Y entre el ruido lo veo. Un señor (absolutamente descocido) se mueve disimulado entre los invitados. Cabe aclarar que conozco los nombres, apellidos, números telefónicos, sobrenombres, vicios y ñañas de cada uno de los invitados a este cumpleaños. A algunos los conozco hace más de 30 años. El señor es un extraño. Podría ser un ladrón organizando el robo del siglo y estar operando con la mayor tranquilidad. Cuando uno de los invitados se corre, lo veo bien. Mueve muebles. Tiene puesta una camisa blanca y un chaleco con un estampado de dudoso gusto y creo que un moño al cuello. Temo lo peor. Sospecho que es un payaso. Hago contacto visual con alguien que también lo vió pero me hago la tonta. Tal vez así lo inevitable no suceda y si todos nos hacemos los boludos el señor se vaya porque si nadie lo ve es porque no existe.

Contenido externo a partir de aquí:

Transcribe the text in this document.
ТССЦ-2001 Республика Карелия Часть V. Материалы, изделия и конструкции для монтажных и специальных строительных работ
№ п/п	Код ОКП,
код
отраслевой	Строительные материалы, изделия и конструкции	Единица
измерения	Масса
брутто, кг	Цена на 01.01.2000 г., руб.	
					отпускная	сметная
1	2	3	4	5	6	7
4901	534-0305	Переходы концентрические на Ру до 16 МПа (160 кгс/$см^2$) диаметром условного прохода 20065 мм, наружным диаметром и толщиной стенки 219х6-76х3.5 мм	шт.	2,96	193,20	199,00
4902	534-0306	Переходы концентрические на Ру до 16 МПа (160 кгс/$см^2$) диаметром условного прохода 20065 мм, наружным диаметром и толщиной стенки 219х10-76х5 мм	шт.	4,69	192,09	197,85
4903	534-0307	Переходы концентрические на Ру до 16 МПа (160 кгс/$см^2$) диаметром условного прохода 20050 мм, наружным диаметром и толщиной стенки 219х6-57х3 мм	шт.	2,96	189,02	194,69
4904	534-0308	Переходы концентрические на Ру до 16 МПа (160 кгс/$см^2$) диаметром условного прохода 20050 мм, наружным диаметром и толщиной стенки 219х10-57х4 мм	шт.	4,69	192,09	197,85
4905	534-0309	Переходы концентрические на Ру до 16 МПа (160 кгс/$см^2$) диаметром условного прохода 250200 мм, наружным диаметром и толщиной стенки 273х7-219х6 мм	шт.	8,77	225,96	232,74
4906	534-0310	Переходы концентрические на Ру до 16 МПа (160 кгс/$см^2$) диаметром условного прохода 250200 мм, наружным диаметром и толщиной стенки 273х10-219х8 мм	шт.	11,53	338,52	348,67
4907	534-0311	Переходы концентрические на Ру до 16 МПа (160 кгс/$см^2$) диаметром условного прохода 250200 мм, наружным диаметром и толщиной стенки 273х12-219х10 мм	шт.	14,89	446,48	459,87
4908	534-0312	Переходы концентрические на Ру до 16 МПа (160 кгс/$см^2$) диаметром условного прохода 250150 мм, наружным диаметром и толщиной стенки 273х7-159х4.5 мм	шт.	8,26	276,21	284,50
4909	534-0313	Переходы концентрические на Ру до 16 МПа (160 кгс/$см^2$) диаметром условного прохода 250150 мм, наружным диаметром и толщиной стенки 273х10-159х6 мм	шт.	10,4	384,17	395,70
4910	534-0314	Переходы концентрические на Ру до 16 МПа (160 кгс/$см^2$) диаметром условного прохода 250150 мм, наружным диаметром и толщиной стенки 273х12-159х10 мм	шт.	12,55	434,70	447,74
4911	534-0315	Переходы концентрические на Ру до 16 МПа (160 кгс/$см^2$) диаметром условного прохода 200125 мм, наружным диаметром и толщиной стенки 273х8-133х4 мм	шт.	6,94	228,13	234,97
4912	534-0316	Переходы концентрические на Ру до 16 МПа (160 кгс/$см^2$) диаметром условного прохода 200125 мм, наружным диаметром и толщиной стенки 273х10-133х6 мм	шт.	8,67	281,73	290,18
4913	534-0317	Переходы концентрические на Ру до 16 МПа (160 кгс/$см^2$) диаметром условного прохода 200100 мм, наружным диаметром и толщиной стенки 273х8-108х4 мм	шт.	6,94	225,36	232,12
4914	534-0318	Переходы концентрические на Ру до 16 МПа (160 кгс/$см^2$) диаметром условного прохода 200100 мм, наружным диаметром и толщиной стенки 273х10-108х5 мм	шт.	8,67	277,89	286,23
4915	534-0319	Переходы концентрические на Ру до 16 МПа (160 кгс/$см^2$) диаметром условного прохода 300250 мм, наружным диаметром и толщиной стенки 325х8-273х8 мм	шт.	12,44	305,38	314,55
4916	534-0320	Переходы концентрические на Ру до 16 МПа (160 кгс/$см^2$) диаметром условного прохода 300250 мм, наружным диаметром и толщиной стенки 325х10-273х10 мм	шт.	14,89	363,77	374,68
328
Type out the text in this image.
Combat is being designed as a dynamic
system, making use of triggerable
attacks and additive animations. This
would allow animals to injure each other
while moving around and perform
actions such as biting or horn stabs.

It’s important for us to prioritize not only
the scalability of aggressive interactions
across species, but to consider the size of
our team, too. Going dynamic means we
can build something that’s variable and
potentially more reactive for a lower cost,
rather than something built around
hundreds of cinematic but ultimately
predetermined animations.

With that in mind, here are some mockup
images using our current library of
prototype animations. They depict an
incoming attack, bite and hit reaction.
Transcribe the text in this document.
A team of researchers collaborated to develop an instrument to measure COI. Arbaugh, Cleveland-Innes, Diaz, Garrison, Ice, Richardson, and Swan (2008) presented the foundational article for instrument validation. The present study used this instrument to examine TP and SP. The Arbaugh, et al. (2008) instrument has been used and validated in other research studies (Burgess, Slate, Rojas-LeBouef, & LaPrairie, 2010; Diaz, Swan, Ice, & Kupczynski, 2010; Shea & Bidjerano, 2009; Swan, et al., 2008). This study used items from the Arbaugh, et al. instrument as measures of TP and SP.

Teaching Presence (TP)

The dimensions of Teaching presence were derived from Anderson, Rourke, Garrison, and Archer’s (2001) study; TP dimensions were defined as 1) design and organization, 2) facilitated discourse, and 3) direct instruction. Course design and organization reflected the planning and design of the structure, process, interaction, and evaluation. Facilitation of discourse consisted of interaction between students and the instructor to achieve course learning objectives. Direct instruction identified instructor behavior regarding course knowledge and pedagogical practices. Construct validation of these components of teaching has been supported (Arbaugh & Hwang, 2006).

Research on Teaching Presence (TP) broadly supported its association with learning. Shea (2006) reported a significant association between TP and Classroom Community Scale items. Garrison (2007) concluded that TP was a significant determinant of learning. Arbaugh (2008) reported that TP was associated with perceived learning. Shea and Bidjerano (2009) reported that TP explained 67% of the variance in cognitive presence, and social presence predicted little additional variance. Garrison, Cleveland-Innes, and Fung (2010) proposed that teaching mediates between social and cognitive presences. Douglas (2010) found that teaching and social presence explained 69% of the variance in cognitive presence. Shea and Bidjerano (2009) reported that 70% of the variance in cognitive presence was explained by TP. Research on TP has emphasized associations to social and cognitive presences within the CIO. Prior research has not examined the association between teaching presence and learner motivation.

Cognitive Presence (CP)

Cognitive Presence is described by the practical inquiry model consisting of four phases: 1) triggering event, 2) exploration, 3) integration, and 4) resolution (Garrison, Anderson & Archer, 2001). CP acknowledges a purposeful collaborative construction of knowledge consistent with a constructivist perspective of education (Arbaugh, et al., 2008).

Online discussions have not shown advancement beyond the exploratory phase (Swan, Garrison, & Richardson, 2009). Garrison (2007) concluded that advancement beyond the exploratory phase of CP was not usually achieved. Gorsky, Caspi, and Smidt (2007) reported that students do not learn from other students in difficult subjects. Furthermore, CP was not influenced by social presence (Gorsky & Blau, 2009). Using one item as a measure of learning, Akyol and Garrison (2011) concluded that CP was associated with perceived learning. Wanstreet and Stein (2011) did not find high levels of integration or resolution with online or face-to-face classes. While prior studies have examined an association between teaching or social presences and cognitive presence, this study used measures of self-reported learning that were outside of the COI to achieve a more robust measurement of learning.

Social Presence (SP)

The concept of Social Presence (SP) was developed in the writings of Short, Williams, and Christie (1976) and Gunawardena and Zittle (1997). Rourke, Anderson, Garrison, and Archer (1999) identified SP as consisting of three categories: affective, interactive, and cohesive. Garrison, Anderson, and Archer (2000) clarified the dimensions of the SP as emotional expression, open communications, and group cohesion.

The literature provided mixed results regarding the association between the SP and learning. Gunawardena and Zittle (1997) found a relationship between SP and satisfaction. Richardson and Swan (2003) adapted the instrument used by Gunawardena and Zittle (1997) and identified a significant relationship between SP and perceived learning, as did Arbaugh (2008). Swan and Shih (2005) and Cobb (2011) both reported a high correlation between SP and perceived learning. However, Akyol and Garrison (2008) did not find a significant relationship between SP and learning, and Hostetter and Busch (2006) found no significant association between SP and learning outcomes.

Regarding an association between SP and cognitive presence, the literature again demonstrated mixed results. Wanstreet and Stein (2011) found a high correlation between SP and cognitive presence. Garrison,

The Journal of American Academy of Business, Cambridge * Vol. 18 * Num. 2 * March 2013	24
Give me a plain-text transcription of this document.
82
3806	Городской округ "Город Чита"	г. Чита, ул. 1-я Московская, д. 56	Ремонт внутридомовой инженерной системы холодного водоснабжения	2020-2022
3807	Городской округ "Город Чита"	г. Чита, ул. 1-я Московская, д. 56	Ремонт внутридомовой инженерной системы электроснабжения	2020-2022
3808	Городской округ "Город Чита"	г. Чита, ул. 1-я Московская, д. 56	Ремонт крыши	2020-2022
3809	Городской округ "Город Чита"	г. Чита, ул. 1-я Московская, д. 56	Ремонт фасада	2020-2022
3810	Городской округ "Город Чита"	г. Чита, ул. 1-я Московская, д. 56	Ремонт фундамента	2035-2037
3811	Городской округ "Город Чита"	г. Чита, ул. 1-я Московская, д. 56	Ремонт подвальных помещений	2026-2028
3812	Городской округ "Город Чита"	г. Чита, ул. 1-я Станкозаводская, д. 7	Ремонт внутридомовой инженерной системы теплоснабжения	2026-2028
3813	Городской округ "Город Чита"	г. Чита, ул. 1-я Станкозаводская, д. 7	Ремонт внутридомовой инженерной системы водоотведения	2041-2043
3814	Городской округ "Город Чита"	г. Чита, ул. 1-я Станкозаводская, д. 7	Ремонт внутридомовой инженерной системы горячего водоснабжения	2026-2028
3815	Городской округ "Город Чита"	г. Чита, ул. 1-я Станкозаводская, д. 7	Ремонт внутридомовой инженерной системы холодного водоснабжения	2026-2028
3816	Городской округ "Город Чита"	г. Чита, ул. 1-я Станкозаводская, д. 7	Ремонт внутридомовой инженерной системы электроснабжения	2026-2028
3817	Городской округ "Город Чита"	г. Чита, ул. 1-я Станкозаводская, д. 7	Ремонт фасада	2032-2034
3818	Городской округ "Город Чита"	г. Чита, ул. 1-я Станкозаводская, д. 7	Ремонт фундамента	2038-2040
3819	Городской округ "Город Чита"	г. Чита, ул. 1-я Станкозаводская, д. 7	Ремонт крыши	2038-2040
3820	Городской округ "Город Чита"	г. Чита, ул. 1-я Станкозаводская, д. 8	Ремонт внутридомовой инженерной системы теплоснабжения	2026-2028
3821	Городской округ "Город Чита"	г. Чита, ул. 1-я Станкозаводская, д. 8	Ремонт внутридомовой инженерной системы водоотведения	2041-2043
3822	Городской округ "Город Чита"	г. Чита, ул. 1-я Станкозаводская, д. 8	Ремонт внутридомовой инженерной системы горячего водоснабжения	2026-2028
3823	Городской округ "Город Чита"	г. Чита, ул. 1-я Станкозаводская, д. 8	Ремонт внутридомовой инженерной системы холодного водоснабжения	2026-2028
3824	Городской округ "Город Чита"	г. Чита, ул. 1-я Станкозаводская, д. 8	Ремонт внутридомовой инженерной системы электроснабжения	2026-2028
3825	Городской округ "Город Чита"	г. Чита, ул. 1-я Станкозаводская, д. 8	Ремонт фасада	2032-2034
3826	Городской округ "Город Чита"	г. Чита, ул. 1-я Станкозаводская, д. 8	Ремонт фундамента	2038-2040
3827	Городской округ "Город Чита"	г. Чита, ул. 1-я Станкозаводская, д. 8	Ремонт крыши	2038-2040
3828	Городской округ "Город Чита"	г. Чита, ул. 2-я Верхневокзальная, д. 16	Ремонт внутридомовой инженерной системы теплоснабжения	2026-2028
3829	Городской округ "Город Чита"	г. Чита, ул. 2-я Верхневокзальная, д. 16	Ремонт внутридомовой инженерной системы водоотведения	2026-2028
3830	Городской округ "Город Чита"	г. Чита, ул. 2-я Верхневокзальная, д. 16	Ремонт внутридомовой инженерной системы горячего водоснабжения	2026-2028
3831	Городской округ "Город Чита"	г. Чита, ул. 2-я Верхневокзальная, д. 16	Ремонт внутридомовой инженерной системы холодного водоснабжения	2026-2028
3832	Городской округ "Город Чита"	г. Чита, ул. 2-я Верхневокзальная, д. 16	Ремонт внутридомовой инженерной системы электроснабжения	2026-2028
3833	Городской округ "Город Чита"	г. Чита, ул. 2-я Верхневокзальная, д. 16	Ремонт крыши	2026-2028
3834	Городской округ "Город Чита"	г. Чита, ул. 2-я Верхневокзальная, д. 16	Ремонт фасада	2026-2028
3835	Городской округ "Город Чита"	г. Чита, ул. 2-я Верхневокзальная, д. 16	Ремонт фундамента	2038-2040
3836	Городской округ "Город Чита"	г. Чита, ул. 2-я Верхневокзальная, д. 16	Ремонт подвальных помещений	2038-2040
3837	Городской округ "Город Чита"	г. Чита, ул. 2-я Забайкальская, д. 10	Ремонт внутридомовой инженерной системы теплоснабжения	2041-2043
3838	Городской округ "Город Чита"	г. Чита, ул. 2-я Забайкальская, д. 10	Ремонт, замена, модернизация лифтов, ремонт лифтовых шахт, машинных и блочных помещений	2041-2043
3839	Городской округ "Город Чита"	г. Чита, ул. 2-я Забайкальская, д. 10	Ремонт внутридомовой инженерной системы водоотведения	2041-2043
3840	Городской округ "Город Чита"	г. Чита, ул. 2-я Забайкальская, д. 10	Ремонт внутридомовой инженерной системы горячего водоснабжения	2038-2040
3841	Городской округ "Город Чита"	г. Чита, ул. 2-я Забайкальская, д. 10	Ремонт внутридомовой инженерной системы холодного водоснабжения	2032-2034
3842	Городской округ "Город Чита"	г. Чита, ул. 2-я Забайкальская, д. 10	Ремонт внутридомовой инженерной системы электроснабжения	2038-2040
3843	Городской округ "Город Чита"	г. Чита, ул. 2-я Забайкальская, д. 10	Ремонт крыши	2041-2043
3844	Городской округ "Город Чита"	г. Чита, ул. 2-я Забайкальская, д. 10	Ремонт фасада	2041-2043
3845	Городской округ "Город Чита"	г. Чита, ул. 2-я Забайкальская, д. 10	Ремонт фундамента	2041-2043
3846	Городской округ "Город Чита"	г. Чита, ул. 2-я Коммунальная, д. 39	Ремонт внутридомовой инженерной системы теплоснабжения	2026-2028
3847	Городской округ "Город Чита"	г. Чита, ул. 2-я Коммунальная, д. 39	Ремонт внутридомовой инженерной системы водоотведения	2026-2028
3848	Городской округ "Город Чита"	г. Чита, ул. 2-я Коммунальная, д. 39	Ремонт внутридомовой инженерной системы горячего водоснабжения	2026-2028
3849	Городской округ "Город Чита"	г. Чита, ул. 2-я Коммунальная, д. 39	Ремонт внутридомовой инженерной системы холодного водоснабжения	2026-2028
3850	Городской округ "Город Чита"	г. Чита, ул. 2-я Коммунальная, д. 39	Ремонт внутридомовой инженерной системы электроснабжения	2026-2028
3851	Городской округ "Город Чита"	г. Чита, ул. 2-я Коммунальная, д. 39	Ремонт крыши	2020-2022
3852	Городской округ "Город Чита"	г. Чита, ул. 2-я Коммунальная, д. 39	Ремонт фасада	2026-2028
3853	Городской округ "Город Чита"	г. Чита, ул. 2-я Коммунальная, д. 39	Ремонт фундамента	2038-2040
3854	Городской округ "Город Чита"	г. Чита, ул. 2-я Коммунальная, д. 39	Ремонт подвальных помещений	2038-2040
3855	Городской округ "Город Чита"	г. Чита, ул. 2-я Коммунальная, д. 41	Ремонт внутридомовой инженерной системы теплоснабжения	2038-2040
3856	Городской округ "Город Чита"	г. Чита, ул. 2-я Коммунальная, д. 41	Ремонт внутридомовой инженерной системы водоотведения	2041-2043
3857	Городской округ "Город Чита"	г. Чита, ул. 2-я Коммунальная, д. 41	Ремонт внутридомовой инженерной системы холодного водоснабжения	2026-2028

Yo con los payasos no puedo. Con los mimos menos (me dan una mezcla retorcida entre violencia, pánico y vergüenza ajena, pero prima el miedo) y con los magos, bueno con los magos también la paso jodido. Yo sufro con que le salgan mal las cosas, con que se le atoren los conejos en la galera, se les incendie la paloma, me rompan posta los $100 que les prestás como una imbécil para el truco ese en el que rompen en mi pedacitos el billete o lo que es peor, que se manden esos chistes pedorros que no se los remás ni a tu mejor cliente en el momento que te está firmando el cheque. Este re daba look mago. Creo que hice fondo blanco con un tinto que manoteé de la mesa. Pensé en encerrarme en el baño. Total con la distracción del
chow nadie notaría mi ausencia. El señor organizó un poco más los muebles y pidió silencio. Mago, mimo, mimo, mago, mago, payaso, mimo, payaso no, mago, mimo. Los segundos fueron interminables y mientras seguía debatiéndome acerca de la ocupación del señor del chalequito jodido, bajan uno, dos, tres, cuatro, ¡cuatro! personajes vestidos y se ponen a actuar. Ni mimos ni payasos ni magos. Actores y yo equívocamente sentada en primera fila.